I felt on a different plain somehow, like some kind of drug induced dreamstate. I climed into my car and proceeded to drive the 16 miles to the nearest hospital. Persperation was stinging my eyes and I was constantly wipeing them. My face face was burning and the pain in my head was incredible. I didn't think I had much time left as the left arm slumped between the seats, my left shoulder was slowly drooping and I prepared to ditch the car into anything. I switched all my lights on including my hazards. Would you believe it,I didn't see a single car for 15 miles. As I arrived at the hospital car park I realised my sight, my focal point did not correspond with what was actaully there. The disorientation became more acute as I stepped out of the car. I pushed the car door closed with my body. I could not orientate at all, the wall I saw and went to lean against wasn't where my eyes told me, I stumbled and realised my body was shaking violently. I felt my way along the wall until I got to the main entrance. I dragged myself in like Boris Karloff would do as 'The Mummy' and said to the receptionist "I think I need a doctor" to which she replied "I think you do".
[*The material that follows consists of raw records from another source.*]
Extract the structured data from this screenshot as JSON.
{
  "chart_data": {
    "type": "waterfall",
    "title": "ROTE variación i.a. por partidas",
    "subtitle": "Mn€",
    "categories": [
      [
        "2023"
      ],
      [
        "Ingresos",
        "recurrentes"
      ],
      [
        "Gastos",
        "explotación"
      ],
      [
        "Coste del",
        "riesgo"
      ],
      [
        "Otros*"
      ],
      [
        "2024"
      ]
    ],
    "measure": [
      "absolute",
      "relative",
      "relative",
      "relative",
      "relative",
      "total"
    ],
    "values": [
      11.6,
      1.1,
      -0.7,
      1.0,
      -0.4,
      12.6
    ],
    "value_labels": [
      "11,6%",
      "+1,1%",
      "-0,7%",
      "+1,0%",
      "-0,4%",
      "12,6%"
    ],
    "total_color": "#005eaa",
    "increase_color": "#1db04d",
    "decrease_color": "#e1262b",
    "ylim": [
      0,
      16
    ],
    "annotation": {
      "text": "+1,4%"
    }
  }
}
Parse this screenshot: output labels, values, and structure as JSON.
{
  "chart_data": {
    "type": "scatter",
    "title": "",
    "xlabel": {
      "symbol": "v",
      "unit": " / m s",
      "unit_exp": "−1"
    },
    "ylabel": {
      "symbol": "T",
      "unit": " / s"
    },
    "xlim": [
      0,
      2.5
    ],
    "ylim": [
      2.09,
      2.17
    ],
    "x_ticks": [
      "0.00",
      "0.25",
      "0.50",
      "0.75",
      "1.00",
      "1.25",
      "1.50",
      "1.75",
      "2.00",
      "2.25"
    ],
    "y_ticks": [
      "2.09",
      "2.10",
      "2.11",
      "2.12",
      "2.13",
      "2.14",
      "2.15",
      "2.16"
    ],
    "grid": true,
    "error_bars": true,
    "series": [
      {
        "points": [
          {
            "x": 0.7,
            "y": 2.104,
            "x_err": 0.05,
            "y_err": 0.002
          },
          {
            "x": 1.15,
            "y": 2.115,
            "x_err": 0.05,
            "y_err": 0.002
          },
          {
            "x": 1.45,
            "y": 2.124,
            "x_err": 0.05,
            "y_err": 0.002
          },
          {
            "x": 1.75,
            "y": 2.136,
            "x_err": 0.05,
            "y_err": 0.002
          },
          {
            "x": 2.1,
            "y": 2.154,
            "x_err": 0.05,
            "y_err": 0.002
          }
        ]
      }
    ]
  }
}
I was awakened by lots of doctors and nurses rushing around me in some kind of ordered chaos. I was probed, prodded, undressed, injected and told that I had just had a brain haemorrhage.
*^?"!** typical.
How I have still retained my sense of humour is beyond me, but I have!
I
could think along the lines 'you were never meant to dress at all'!
I could
think that my luck was not given to me at birth!
I could think that I am
lucky to still be alive!
But I know that when my eyesight returns to normal
and my hearing and speech returns to an acceptable level I WILL go to my caravan
and dress, as Georgina insists.
I was as close to death as is possible, but the thought of being exposed still raised it's ugly head.......even more reason to persevere with this sites purpose!